Inside? Well, the cleaning continues. Do you know what really old, water damaged linoleum looks like?
This picture doesn’t do it justice. It crumbles. I guess to make showrooms for the furniture, much of the floor was covered in different areas of linoleum. Age and water damage (that seepage problem I mentioned above) has resulted in a real mess inside. We’ve been sweeping and breaking up the big pieces and putting them in five gallon buckets. The linoleum disintegrates into small pieces which will work into the sand at the ranch to enhance our roadbed, so everything has a use.
We were working yesterday to prepare a place inside the back door for the gravel that comes off the roof (we’ll reuse that, too), and I was putting like things with like things, and I compared it to Sesame Street. Remember the old song, “One of these things is not like the other?” We made piles for wood, glass, and linoleum. We also added more bedrails to the monstrous collection we’ve already gathered. And, of course, we’ve filled several five gallon buckets with nice, fine dirt. I guess that’s what you get when you don’t dust a place for thirty years.
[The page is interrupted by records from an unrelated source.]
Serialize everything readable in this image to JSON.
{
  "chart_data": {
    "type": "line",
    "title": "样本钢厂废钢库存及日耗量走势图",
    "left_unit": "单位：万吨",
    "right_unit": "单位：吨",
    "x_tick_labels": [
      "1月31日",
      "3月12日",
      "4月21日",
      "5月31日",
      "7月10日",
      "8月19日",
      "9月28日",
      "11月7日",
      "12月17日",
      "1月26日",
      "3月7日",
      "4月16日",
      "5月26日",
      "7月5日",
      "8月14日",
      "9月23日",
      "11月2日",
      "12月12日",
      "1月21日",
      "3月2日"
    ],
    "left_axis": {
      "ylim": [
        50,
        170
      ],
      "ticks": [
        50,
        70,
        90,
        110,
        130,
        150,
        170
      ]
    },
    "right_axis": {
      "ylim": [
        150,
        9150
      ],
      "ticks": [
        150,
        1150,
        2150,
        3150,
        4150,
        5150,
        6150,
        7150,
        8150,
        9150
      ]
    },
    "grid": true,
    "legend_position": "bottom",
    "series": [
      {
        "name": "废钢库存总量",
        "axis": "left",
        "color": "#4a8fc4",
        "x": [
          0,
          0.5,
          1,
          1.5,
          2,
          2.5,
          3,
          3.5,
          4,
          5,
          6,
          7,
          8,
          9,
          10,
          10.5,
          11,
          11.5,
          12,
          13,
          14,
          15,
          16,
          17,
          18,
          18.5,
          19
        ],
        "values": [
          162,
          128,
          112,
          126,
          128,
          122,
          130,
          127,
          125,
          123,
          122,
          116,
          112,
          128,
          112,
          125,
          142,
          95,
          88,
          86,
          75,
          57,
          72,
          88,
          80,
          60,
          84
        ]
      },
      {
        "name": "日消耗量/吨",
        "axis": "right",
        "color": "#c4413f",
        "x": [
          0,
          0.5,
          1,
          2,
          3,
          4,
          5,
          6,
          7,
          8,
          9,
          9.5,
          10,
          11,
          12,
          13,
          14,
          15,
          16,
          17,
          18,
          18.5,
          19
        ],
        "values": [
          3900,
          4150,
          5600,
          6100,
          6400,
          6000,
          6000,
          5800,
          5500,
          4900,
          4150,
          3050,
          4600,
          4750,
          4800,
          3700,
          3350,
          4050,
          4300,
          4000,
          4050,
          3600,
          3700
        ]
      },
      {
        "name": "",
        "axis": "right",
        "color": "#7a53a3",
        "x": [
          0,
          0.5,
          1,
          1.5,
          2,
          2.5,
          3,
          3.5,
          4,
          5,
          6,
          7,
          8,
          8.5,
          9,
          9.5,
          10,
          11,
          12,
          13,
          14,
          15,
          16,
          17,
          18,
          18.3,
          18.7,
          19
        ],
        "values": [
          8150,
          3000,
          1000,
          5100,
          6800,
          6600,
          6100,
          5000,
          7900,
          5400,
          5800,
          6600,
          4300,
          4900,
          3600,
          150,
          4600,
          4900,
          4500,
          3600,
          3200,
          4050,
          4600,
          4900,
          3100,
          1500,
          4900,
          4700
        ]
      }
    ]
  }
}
One other combination indoor outdoor task we have to do is peek behind the covering put over the upper windows in the front of the building. If those windows are intact, we plan to take the covering off to expose those windows and bring more light, and, possibly, ventilation, to the building. We have shades to put over them to repel heat, but we’d like the old-fashioned windows to be visible again — assuming they’re not broken or unrepairable.